When sending from non-phone accounts the two types of numbers are referred to as long codes and short codes.

Long codes look just like normal numbers, and in fact they are. You can also terminate voice calls on these numbers. Technically in North America and across some other markets, sending automated messages from a long code is not allowed.

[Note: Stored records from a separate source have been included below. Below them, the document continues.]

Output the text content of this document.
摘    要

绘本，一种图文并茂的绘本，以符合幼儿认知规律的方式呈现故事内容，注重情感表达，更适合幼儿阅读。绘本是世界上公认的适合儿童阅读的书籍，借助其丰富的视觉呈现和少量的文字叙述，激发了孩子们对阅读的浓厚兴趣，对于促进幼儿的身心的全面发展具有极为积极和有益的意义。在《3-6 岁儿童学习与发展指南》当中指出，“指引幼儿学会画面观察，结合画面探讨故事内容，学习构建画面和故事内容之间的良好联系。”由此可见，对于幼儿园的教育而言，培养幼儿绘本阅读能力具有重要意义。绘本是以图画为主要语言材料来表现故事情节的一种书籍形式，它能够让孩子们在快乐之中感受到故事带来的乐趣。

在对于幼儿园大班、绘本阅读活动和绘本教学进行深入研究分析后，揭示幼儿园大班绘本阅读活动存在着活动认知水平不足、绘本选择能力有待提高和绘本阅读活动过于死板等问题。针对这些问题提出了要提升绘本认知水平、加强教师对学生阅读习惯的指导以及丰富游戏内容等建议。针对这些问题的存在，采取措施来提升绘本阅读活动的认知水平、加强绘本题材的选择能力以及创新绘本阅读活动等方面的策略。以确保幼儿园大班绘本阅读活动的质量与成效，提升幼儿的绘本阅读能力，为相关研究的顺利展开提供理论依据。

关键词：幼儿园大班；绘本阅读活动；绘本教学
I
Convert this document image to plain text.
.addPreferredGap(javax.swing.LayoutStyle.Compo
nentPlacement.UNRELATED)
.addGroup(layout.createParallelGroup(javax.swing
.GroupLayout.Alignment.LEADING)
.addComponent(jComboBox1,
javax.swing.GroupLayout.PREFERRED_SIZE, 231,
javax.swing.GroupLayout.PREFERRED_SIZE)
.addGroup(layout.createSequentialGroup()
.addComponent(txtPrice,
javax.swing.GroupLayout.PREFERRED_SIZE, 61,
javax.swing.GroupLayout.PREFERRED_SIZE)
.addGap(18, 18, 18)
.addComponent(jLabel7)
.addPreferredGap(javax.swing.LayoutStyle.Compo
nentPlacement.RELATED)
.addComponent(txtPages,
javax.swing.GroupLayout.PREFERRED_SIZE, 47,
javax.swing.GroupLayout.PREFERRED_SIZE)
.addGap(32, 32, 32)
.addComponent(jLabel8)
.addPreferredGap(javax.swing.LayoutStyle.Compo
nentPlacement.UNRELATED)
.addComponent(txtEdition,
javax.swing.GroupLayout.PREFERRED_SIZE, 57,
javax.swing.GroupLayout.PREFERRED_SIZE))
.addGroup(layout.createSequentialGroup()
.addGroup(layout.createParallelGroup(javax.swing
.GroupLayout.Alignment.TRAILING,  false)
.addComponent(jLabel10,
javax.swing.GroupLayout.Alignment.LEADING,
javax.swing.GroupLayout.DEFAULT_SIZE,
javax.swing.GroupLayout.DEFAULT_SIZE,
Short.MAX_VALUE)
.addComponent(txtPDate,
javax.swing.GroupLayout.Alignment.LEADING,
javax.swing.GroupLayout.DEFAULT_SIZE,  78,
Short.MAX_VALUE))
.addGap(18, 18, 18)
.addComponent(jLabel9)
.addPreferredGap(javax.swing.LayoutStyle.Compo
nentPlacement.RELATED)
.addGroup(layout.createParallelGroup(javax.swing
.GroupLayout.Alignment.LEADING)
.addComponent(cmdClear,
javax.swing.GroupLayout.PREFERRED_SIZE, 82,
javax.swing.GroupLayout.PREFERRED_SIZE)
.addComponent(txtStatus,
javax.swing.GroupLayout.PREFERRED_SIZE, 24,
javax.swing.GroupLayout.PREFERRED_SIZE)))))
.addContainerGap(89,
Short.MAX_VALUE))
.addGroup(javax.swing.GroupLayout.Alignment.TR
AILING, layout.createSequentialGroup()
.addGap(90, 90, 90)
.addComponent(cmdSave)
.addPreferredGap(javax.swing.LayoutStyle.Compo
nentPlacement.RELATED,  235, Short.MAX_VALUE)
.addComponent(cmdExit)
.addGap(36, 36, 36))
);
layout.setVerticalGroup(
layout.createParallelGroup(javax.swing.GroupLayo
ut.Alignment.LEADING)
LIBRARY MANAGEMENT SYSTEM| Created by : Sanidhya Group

Short codes can be purchased at great cost and custom short codes (vanity codes) at even greater cost. The body that governs this in North-America is the MMA (Mobile Marketing Association). They coordinate with the various operators to provision short codes. The fact that you can have the same short code across multiple carriers is merely a coordination effort. This is tracked at the source in an excel spreadsheet, for real. (rly?)>:turtle: Yes turtle, no joke. The low-tech of this industry is why you can, for the most, part get away with a lot provided you don't generate customer complaints. Short codes must implement a bunch of policies including standard messaging and stop/opt-out functionality. This is all checked as part of the approval process, which can take some time. I have some contacts that could likely help accelerate this if need-be.

Short Codes Long Codes
Volume Sky is the limit, when provisioning a "bind" (read: carrier connection) the max number of messages per second is negotiated There's a limit in both monthly volume and burst rates, using someone like Twillio likely throttles this for us
Branding :8ball: Easier to remember
:8ball: We "own" it
:8ball: Can be coordinated across borders, but it's tough and per-carrier
:8ball: Would be interesting to collaborate with MoCo on this
:8ball: Numbers are typical length of MINs
:8ball: Can be discontinued due to complaints
Voice No voice functionality Can use to originate or terminate voice calls
Cost for us Yikes Service provider cost (low)
End-user cost We can, in some countries assume delivery costs End-users pay to receive messages as part of their regular account. In some countries this can be quite expensive to receive international texts.
International sending You can only send to customers on a carrier the short code has been approved on.